Собравшаяся на другом конце комнаты группа внимала Бальфу Юбэнку. Он сидел, выпрямившись на краешке кресла, стараясь удержать в целости свой облик, в расслабленном состоянии имевший тенденцию растекаться по горизонтали.

— Литература прошлого, — вещал Бальф Юбэнк, — представляла собой мелкое жульничество. Она лакировала жизнь в угоду денежным мешкам, которым служила. Моральные принципы, свободная воля, достижения, счастливый конец, героизм в изображении человека — все это теперь выглядит откровенно смешно. Наш век впервые наделил литературу глубиной, обнажив истинную сущность жизни.

Очень молодая девушка в белом вечернем платье робко спросила:

— А какова истинная сущность жизни, мистер Юбэнк?

— Страдание, — ответил Бальф Юбэнк. — Поражение и страдание.

— Но… но почему? Люди же бывают счастливы… хотя бы иногда… разве не так?
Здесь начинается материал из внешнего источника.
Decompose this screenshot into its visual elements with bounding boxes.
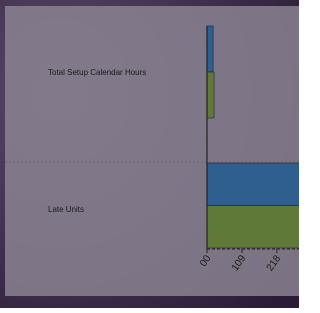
bar: [207, 163, 299, 206]
bar: [207, 26, 213, 72]
plot-panel: [5, 6, 299, 296]
category-label: Total Setup Calendar Hours: [48, 68, 146, 77]
category-label: Late Units: [48, 205, 84, 214]
bar: [207, 206, 299, 249]
bar: [207, 72, 214, 118]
— Это заблуждение исповедуют натуры поверхностные.

Девочка покраснела. Состоятельная дама, унаследовавшая нефтеперегонный завод, спросила виноватым тоном:

— Но что мы должны делать, мистер Юбэнк, чтобы улучшить литературный вкус масс?

— В этом заключается великая общественная проблема, — проговорил Бальф Юбэнк. Его считали литературным лидером века, невзирая на то, что ни одна из написанных им книг не была продана в количестве большем, чем три тысячи экземпляров. — И лично я полагаю, что Билль об уравнении возможностей в применении к литературе позволит разрешить эту проблему.
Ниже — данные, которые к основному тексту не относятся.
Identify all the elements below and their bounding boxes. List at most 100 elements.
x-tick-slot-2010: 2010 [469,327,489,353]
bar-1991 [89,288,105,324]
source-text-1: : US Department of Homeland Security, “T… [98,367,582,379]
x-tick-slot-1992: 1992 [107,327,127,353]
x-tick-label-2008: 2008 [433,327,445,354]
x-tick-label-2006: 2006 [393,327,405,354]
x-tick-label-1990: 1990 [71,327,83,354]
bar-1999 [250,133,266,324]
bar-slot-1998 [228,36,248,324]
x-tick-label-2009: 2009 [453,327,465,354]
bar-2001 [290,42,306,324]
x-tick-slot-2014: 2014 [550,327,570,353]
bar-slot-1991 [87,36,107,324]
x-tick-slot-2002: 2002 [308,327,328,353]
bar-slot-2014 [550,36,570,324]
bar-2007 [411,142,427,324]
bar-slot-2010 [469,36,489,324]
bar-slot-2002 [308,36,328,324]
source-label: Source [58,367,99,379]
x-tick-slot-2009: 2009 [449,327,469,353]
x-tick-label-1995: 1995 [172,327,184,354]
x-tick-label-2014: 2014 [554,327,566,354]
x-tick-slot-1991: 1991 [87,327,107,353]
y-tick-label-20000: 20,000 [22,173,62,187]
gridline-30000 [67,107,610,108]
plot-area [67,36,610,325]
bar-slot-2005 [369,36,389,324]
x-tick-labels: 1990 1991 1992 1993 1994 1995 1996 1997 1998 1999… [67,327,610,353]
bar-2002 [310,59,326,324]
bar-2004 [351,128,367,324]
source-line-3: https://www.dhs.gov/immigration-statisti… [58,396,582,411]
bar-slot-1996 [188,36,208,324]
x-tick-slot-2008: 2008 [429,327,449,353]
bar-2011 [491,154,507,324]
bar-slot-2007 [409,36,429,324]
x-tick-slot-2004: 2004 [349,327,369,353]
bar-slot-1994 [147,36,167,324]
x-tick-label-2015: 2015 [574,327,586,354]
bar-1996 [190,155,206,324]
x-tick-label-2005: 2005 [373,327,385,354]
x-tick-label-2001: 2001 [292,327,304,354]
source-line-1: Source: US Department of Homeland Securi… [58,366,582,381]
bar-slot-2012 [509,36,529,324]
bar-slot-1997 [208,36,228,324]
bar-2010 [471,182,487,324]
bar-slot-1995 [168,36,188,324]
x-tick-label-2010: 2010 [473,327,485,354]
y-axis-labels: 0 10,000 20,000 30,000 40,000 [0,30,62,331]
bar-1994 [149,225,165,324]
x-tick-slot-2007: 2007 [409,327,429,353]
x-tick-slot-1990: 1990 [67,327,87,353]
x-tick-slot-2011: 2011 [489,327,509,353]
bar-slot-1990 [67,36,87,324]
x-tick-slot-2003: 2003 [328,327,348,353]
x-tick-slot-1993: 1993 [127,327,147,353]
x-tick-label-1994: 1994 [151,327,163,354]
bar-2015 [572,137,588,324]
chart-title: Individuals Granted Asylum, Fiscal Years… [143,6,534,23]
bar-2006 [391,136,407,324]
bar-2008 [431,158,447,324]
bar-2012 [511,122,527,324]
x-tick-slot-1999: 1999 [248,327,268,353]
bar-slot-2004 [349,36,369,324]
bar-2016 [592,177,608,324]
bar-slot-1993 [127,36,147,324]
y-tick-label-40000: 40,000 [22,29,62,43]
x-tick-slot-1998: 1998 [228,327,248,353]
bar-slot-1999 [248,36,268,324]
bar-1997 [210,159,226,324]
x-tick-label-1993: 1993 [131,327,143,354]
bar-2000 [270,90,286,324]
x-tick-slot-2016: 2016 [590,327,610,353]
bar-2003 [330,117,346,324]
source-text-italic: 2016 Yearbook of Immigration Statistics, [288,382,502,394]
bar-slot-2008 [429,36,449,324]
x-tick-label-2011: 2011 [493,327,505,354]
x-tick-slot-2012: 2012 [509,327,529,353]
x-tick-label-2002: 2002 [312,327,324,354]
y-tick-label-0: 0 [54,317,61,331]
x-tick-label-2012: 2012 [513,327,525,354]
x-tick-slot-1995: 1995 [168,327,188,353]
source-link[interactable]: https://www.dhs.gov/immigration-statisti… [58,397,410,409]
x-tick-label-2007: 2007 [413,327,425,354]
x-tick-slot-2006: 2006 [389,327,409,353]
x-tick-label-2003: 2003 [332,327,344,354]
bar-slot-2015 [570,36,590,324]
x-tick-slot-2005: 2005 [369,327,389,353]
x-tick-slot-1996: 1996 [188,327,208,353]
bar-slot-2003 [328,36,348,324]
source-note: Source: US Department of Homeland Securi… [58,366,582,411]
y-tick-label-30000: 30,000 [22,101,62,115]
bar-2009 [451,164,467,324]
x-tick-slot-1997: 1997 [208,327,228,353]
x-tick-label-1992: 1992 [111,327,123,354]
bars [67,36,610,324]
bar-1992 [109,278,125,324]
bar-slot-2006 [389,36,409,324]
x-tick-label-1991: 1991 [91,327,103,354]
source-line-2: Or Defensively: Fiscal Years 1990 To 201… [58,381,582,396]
— О, так вы одобряете этот билль и в отношении к промышленности? Я не знаю, что и думать об этом.

— Конечно же, я одобряю его. Наша культура погрязла в болоте материализма. В погоне за материальной выгодой и технологическими трюками люди утратили все духовные ценности. Мир сделался чересчур комфортабельным. Но люди возвратятся к более благородному образу жизни, если мы заново научим их терпеть лишения. И поэтому мы должны положить предел личной жадности.